決して無駄水を流すような未熟なまねはしなかった。だから、桶はもうじきいっぱいになるし、そこで水音がとまれば、あきが葉ものごしらえにかかっている、という見当づけは多分あたるのだが――やはり水はとめられた。あきは棚のほうへ移ってなにかしている気配で、やがてまた流し元へもどると、今度は水栓全開の流れ水にして、葉を洗いあげている。佐吉はその水音で、それがみつばでなく京菜でなく、ほうれんそうであり、分量は小束が一把でなく、二把だとはかって、ほっとする安らぎと疲れを感じる。
(pp.12-13)

とまあこんな繊細な感性でもって日常のほんのちょっとしたことに端を発する感情の揺れ動きを描いた短編集。
結核手術を前にした入院生活や、病人を抱える近所の人を手伝いに行くこと、子供が結婚して一人暮らしをすることになった母の暮らし等々に関する全10篇。

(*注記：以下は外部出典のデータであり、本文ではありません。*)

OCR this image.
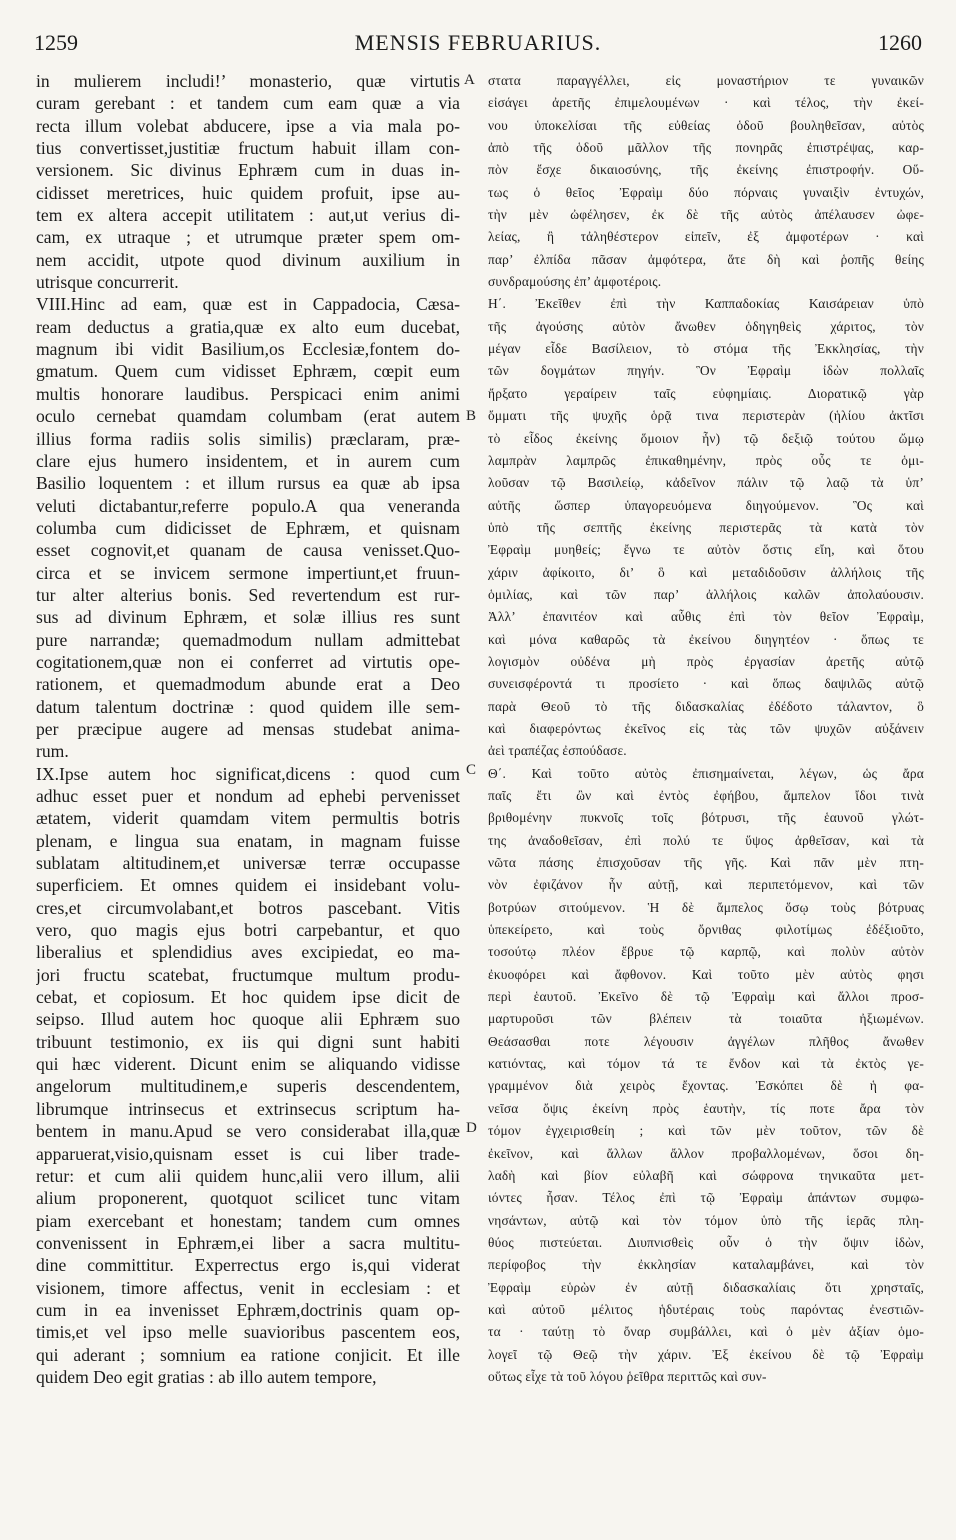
1259	MENSIS FEBRUARIUS.	1260
in mulierem includi!’ monasterio, quæ virtutis
curam gerebant : et tandem cum eam quæ a via
recta illum volebat abducere, ipse a via mala po-
tius convertisset,justitiæ fructum habuit illam con-
versionem. Sic divinus Ephræm cum in duas in-
cidisset meretrices, huic quidem profuit, ipse au-
tem ex altera accepit utilitatem : aut,ut verius di-
cam, ex utraque ; et utrumque præter spem om-
nem accidit, utpote quod divinum auxilium in
utrisque concurrerit.
VIII.Hinc ad eam, quæ est in Cappadocia, Cæsa-
ream deductus a gratia,quæ ex alto eum ducebat,
magnum ibi vidit Basilium,os Ecclesiæ,fontem do-
gmatum. Quem cum vidisset Ephræm, cœpit eum
multis honorare laudibus. Perspicaci enim animi
oculo cernebat quamdam columbam (erat autem
illius forma radiis solis similis) præclaram, præ-
clare ejus humero insidentem, et in aurem cum
Basilio loquentem : et illum rursus ea quæ ab ipsa
veluti dictabantur,referre populo.A qua veneranda
columba cum didicisset de Ephræm, et quisnam
esset cognovit,et quanam de causa venisset.Quo-
circa et se invicem sermone impertiunt,et fruun-
tur alter alterius bonis. Sed revertendum est rur-
sus ad divinum Ephræm, et solæ illius res sunt
pure narrandæ; quemadmodum nullam admittebat
cogitationem,quæ non ei conferret ad virtutis ope-
rationem, et quemadmodum abunde erat a Deo
datum talentum doctrinæ : quod quidem ille sem-
per præcipue augere ad mensas studebat anima-
rum.
IX.Ipse autem hoc significat,dicens : quod cum
adhuc esset puer et nondum ad ephebi pervenisset
ætatem, viderit quamdam vitem permultis botris
plenam, e lingua sua enatam, in magnam fuisse
sublatam altitudinem,et universæ terræ occupasse
superficiem. Et omnes quidem ei insidebant volu-
cres,et circumvolabant,et botros pascebant. Vitis
vero, quo magis ejus botri carpebantur, et quo
liberalius et splendidius aves excipiedat, eo ma-
jori fructu scatebat, fructumque multum produ-
cebat, et copiosum. Et hoc quidem ipse dicit de
seipso. Illud autem hoc quoque alii Ephræm suo
tribuunt testimonio, ex iis qui digni sunt habiti
qui hæc viderent. Dicunt enim se aliquando vidisse
angelorum multitudinem,e superis descendentem,
librumque intrinsecus et extrinsecus scriptum ha-
bentem in manu.Apud se vero considerabat illa,quæ
apparuerat,visio,quisnam esset is cui liber trade-
retur: et cum alii quidem hunc,alii vero illum, alii
alium proponerent, quotquot scilicet tunc vitam
piam exercebant et honestam; tandem cum omnes
convenissent in Ephræm,ei liber a sacra multitu-
dine committitur. Experrectus ergo is,qui viderat
visionem, timore affectus, venit in ecclesiam : et
cum in ea invenisset Ephræm,doctrinis quam op-
timis,et vel ipso melle suavioribus pascentem eos,
qui aderant ; somnium ea ratione conjicit. Et ille
quidem Deo egit gratias : ab illo autem tempore,
στατα παραγγέλλει, εἰς μοναστήριον τε γυναικῶν
εἰσάγει ἀρετῆς ἐπιμελουμένων · καὶ τέλος, τὴν ἐκεί-
νου ὑποκελίσαι τῆς εὐθείας ὁδοῦ βουληθεῖσαν, αὐτὸς
ἀπὸ τῆς ὁδοῦ μᾶλλον τῆς πονηρᾶς ἐπιστρέψας, καρ-
πὸν ἔσχε δικαιοσύνης, τῆς ἐκείνης ἐπιστροφήν. Οὕ-
τως ὁ θεῖος Ἐφραὶμ δύο πόρναις γυναιξὶν ἐντυχών,
τὴν μὲν ὠφέλησεν, ἐκ δὲ τῆς αὐτὸς ἀπέλαυσεν ὠφε-
λείας, ἢ τἀληθέστερον εἰπεῖν, ἐξ ἀμφοτέρων · καὶ
παρ’ ἐλπίδα πᾶσαν ἀμφότερα, ἅτε δὴ καὶ ῥοπῆς θείης
συνδραμούσης ἐπ’ ἀμφοτέροις.
Η΄. Ἐκεῖθεν ἐπὶ τὴν Καππαδοκίας Καισάρειαν ὑπὸ
τῆς ἀγούσης αὐτὸν ἄνωθεν ὁδηγηθεὶς χάριτος, τὸν
μέγαν εἶδε Βασίλειον, τὸ στόμα τῆς Ἐκκλησίας, τὴν
τῶν δογμάτων πηγήν. Ὃν Ἐφραὶμ ἰδὼν πολλαῖς
ἤρξατο γεραίρειν ταῖς εὐφημίαις. Διορατικῷ γὰρ
ὄμματι τῆς ψυχῆς ὁρᾷ τινα περιστερὰν (ἡλίου ἀκτῖσι
τὸ εἶδος ἐκείνης ὅμοιον ἦν) τῷ δεξιῷ τούτου ὤμῳ
λαμπρὰν λαμπρῶς ἐπικαθημένην, πρὸς οὖς τε ὁμι-
λοῦσαν τῷ Βασιλείῳ, κἀδεῖνον πάλιν τῷ λαῷ τὰ ὑπ’
αὐτῆς ὥσπερ ὑπαγορευόμενα διηγούμενον. Ὃς καὶ
ὑπὸ τῆς σεπτῆς ἐκείνης περιστερᾶς τὰ κατὰ τὸν
Ἐφραὶμ μυηθείς; ἔγνω τε αὐτὸν ὅστις εἴη, καὶ ὅτου
χάριν ἀφίκοιτο, δι’ ὃ καὶ μεταδιδοῦσιν ἀλλήλοις τῆς
ὁμιλίας, καὶ τῶν παρ’ ἀλλήλοις καλῶν ἀπολαύουσιν.
Ἀλλ’ ἐπανιτέον καὶ αὖθις ἐπὶ τὸν θεῖον Ἐφραὶμ,
καὶ μόνα καθαρῶς τὰ ἐκείνου διηγητέον · ὅπως τε
λογισμὸν οὐδένα μὴ πρὸς ἐργασίαν ἀρετῆς αὐτῷ
συνεισφέροντά τι προσίετο · καὶ ὅπως δαψιλῶς αὐτῷ
παρὰ Θεοῦ τὸ τῆς διδασκαλίας ἐδέδοτο τάλαντον, ὃ
καὶ διαφερόντως ἐκεῖνος εἰς τὰς τῶν ψυχῶν αὐξάνειν
ἀεὶ τραπέζας ἐσπούδασε.
Θ΄. Καὶ τοῦτο αὐτὸς ἐπισημαίνεται, λέγων, ὡς ἄρα
παῖς ἔτι ὢν καὶ ἐντὸς ἐφήβου, ἄμπελον ἴδοι τινὰ
βριθομένην πυκνοῖς τοῖς βότρυσι, τῆς ἑαυνοῦ γλώτ-
της ἀναδοθεῖσαν, ἐπὶ πολύ τε ὕψος ἀρθεῖσαν, καὶ τὰ
νῶτα πάσης ἐπισχοῦσαν τῆς γῆς. Καὶ πᾶν μὲν πτη-
νὸν ἐφιζάνον ἦν αὐτῇ, καὶ περιπετόμενον, καὶ τῶν
βοτρύων σιτούμενον. Ἡ δὲ ἄμπελος ὅσῳ τοὺς βότρυας
ὑπεκείρετο, καὶ τοὺς ὄρνιθας φιλοτίμως ἐδέξιοῦτο,
τοσούτῳ πλέον ἔβρυε τῷ καρπῷ, καὶ πολὺν αὐτὸν
ἐκυοφόρει καὶ ἄφθονον. Καὶ τοῦτο μὲν αὐτὸς φησι
περὶ ἑαυτοῦ. Ἐκεῖνο δὲ τῷ Ἐφραὶμ καὶ ἄλλοι προσ-
μαρτυροῦσι τῶν βλέπειν τὰ τοιαῦτα ἠξιωμένων.
Θεάσασθαι ποτε λέγουσιν ἀγγέλων πλῆθος ἄνωθεν
κατιόντας, καὶ τόμον τά τε ἔνδον καὶ τὰ ἐκτὸς γε-
γραμμένον διὰ χειρὸς ἔχοντας. Ἐσκόπει δὲ ἡ φα-
νεῖσα ὄψις ἐκείνη πρὸς ἑαυτὴν, τίς ποτε ἄρα τὸν
τόμον ἐγχειρισθείη ; καὶ τῶν μὲν τοῦτον, τῶν δὲ
ἐκεῖνον, καὶ ἄλλων ἄλλον προβαλλομένων, ὅσοι δη-
λαδὴ καὶ βίον εὐλαβῆ καὶ σώφρονα τηνικαῦτα μετ-
ιόντες ἦσαν. Τέλος ἐπὶ τῷ Ἐφραὶμ ἁπάντων συμφω-
νησάντων, αὐτῷ καὶ τὸν τόμον ὑπὸ τῆς ἱερᾶς πλη-
θύος πιστεύεται. Διυπνισθεὶς οὖν ὁ τὴν ὄψιν ἰδὼν,
περίφοβος τὴν ἐκκλησίαν καταλαμβάνει, καὶ τὸν
Ἐφραὶμ εὑρὼν ἐν αὐτῇ διδασκαλίαις ὅτι χρησταῖς,
καὶ αὐτοῦ μέλιτος ἡδυτέραις τοὺς παρόντας ἐνεστιῶν-
τα · ταύτῃ τὸ ὄναρ συμβάλλει, καὶ ὁ μὲν ἀξίαν ὁμο-
λογεῖ τῷ Θεῷ τὴν χάριν. Ἐξ ἐκείνου δὲ τῷ Ἐφραὶμ
οὕτως εἶχε τὰ τοῦ λόγου ῥεῖθρα περιττῶς καὶ συν-
A
B
C
D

確かに人間関係ささいなことでうまくいったりいかなかったりするわけで、そうした分岐点のささいなことをこうも見事に物語として描けてしまうというのは驚嘆に値する。
…値するんだけど、そこまで鋭敏な感性をもつ筆者さんが実生活で感じた気苦労はその分それはそれは凄まじかったのではないかと、変なところで気の毒にも思ってしまった。